KSTP denies report Stanley Hubbard is sponsoring climate change denial conference [UPDATE]

Hubbard, according to Rolling Stone, calls climate change "the biggest fraud in the history of America."
Hubbard, according to Rolling Stone, calls climate change "the biggest fraud in the history of America."

:::: UPDATE :::: As Media Matters notes, despite Radford's denial, Hubbard Broadcasting Inc. is listed as a co-sponsor of the conference on the Heartland Institute's website. As a result, Media Matters characterizes "the Hubbard team's response" as "a completely illogical dodge."

Original post (June 27) -- In a report, Media Matters dings Stanley Hubbard for "co-sponsoring a Heartland Institute conference promoting climate denial" and alleges Hubbard's skepticism has "seeped into [his] stations' reporting."
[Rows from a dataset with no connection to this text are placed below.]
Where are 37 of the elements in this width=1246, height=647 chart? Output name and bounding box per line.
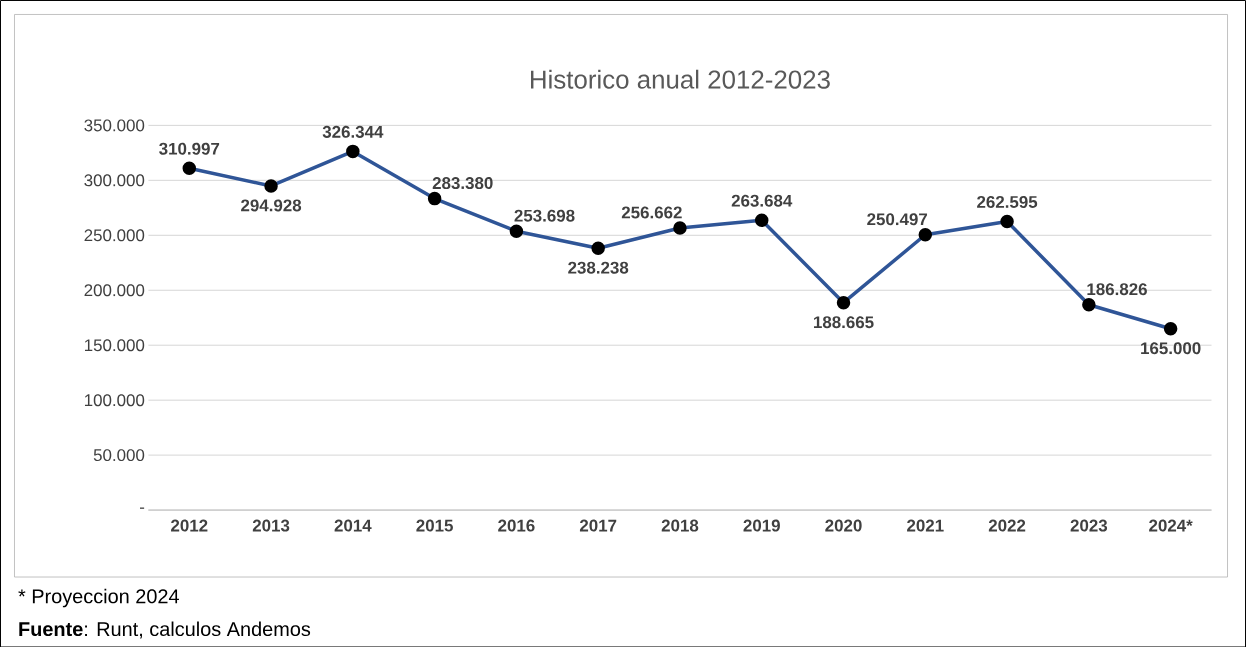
x-tick-label: 2024* bbox=[1149, 519, 1193, 532]
y-tick-label: 250.000 bbox=[84, 229, 145, 242]
data-label: 250.497 bbox=[867, 213, 928, 226]
x-tick-label: 2023 bbox=[1070, 519, 1108, 532]
x-tick-label: 2021 bbox=[907, 519, 944, 532]
data-label: 256.662 bbox=[621, 206, 682, 219]
y-tick-label: 200.000 bbox=[84, 284, 145, 297]
x-tick-label: 2019 bbox=[743, 519, 780, 532]
chart-title: Historico anual 2012-2023 bbox=[531, 69, 830, 89]
data-label: 188.665 bbox=[813, 315, 874, 328]
x-tick-label: 2016 bbox=[498, 519, 535, 532]
x-tick-label: 2014 bbox=[334, 519, 372, 532]
text: Fuente: Runt, calculos Andemos bbox=[19, 621, 311, 639]
data-label: 283.380 bbox=[432, 176, 493, 189]
data-label: 310.997 bbox=[159, 142, 220, 155]
y-tick-label: 150.000 bbox=[84, 338, 145, 351]
x-tick-label: 2022 bbox=[988, 519, 1026, 532]
y-tick-label: - bbox=[139, 507, 145, 509]
x-tick-label: 2020 bbox=[825, 519, 862, 532]
y-tick-label: 300.000 bbox=[84, 174, 145, 187]
x-tick-label: 2017 bbox=[579, 519, 617, 532]
x-tick-label: 2015 bbox=[416, 519, 453, 532]
x-tick-label: 2013 bbox=[252, 519, 290, 532]
y-tick-label: 100.000 bbox=[84, 393, 145, 406]
x-tick-label: 2018 bbox=[661, 519, 699, 532]
x-tick-label: 2012 bbox=[171, 519, 208, 532]
data-label: 326.344 bbox=[322, 125, 384, 138]
data-label: 294.928 bbox=[241, 199, 302, 212]
data-label: 253.698 bbox=[514, 209, 575, 222]
data-label: 165.000 bbox=[1141, 342, 1201, 354]
data-label: 263.684 bbox=[731, 194, 793, 207]
data-label: 262.595 bbox=[977, 195, 1038, 208]
data-label: 238.238 bbox=[568, 261, 629, 274]
text: * Proyeccion 2024 bbox=[18, 588, 179, 608]
data-label: 186.826 bbox=[1087, 283, 1147, 295]
y-tick-label: 350.000 bbox=[84, 119, 145, 132]
y-tick-label: 50.000 bbox=[93, 448, 145, 461]
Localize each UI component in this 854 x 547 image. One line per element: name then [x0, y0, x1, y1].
Hubbard's flagship station, of course, is KSTP. But KSTP news director Lindsay Radford tells us Media Matters has it wrong about the upcoming conference and overstates Hubbard's influence on her newsroom.

See also:
Petition calls on Star Tribune to stop paying attention to climate change deniers

Stanley Hubbard was in Europe yesterday, but after we contacted Radford, she got in touch with his camp. Radford says Hubbard isn't actually "sponsoring" the conference, which Media Matters characterizes as providing a forum for "railing against the scientific consensus that humans are the main cause of climate change." But Hubbard did provide the Heartland Institute with a $1,000 check for an award to be given out during it, Radford says. (Media Matters notes that sponsors of the conference contribute anywhere from $150 to $10,000, so it's possible Media Matters and Radford are using different terms for the same thing.)
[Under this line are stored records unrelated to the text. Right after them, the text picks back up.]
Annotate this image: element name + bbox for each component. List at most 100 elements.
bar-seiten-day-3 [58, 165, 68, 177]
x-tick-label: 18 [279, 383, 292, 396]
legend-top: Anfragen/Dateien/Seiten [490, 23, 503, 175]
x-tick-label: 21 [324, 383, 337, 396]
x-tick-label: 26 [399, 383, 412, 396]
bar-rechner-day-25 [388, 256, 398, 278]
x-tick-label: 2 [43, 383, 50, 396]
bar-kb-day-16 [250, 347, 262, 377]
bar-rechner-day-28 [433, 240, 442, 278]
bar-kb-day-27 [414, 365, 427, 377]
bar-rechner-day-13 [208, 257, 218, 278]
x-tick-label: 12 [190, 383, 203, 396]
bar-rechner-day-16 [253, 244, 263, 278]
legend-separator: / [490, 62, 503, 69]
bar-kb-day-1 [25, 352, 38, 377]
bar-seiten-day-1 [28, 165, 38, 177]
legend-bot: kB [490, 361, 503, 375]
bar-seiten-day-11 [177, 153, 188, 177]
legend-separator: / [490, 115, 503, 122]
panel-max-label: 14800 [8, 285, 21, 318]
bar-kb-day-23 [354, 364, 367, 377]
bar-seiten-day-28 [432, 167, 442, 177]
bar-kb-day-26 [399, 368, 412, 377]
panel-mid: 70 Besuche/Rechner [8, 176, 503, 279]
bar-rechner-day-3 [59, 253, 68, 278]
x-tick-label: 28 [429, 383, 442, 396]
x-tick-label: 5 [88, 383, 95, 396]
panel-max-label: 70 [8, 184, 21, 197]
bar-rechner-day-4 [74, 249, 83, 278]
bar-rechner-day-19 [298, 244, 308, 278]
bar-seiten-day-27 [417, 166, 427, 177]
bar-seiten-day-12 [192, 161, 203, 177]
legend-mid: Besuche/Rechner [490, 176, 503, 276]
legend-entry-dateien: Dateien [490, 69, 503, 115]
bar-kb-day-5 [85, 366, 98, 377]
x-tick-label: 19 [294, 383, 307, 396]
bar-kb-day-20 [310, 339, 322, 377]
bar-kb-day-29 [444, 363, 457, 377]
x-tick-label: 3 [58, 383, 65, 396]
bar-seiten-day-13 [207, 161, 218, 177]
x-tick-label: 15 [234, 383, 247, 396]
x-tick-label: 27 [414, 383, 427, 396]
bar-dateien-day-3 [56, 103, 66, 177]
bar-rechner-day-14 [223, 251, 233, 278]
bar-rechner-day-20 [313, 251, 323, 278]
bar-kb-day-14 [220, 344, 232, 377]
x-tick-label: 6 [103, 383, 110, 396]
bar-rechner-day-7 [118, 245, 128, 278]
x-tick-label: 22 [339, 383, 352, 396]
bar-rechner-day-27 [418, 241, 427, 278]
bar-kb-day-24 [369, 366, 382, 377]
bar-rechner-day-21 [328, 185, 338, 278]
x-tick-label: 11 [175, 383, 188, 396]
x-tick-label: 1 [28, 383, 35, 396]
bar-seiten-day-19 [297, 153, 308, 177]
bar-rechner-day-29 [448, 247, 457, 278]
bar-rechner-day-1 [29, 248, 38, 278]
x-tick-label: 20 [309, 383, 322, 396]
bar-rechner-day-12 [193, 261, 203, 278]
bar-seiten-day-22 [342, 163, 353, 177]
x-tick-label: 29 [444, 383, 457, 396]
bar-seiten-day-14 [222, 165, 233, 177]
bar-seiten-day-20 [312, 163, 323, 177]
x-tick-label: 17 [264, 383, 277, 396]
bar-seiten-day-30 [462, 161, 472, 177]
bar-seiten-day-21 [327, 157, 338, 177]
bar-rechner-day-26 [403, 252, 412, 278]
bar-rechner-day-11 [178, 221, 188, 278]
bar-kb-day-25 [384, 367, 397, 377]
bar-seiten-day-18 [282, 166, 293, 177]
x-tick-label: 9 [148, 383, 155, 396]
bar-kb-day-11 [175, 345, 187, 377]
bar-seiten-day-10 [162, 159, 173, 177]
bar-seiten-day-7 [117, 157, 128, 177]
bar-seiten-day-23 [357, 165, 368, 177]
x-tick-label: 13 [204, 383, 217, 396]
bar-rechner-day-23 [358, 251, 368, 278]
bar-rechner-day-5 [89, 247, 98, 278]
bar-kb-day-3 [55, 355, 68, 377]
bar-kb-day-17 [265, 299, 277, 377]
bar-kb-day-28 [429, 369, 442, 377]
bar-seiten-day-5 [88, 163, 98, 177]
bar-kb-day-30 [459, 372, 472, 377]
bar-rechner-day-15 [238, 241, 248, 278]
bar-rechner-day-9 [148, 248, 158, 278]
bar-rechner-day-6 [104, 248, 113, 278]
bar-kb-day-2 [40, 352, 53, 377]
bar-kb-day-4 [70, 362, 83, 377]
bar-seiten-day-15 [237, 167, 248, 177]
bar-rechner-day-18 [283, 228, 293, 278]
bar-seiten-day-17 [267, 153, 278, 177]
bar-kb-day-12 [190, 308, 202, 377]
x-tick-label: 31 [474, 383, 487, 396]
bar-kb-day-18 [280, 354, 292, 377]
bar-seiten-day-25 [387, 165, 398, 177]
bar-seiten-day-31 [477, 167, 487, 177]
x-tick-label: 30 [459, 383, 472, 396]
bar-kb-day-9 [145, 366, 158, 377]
Media Matters cites a number of examples to support the allegation that climate change denial has seeped into KSTP's reporting, including that the station featured Heartland Institute CEO Joseph Bast as a guest during its programming last fall, aired a 10-minute Heartland Institute video entitled "Unstoppable Solar Cycles" espousing the claim that recent climate change is being driven by changes in the sun, and employs meteorologist Dave Dahl, who believes the sun, not man, causes climate change.

But Radford sent us a statement denying that Hubbard's personal views have an impact on KSTP's reporting. 

"Just like any story, we strive to give all sides," Radford wrote. "We are not a spoon-fed newsroom, which means we believe in doing our own research and questioning everything. This news department does not have an agenda when it comes to climate change. It is our job to present the facts and let the viewers decide."

Radford did acknowledge that as a policy, the station uses "climate change" on the air instead of "global warming." But she says that's simply because "climate change" is a more politically neutral term.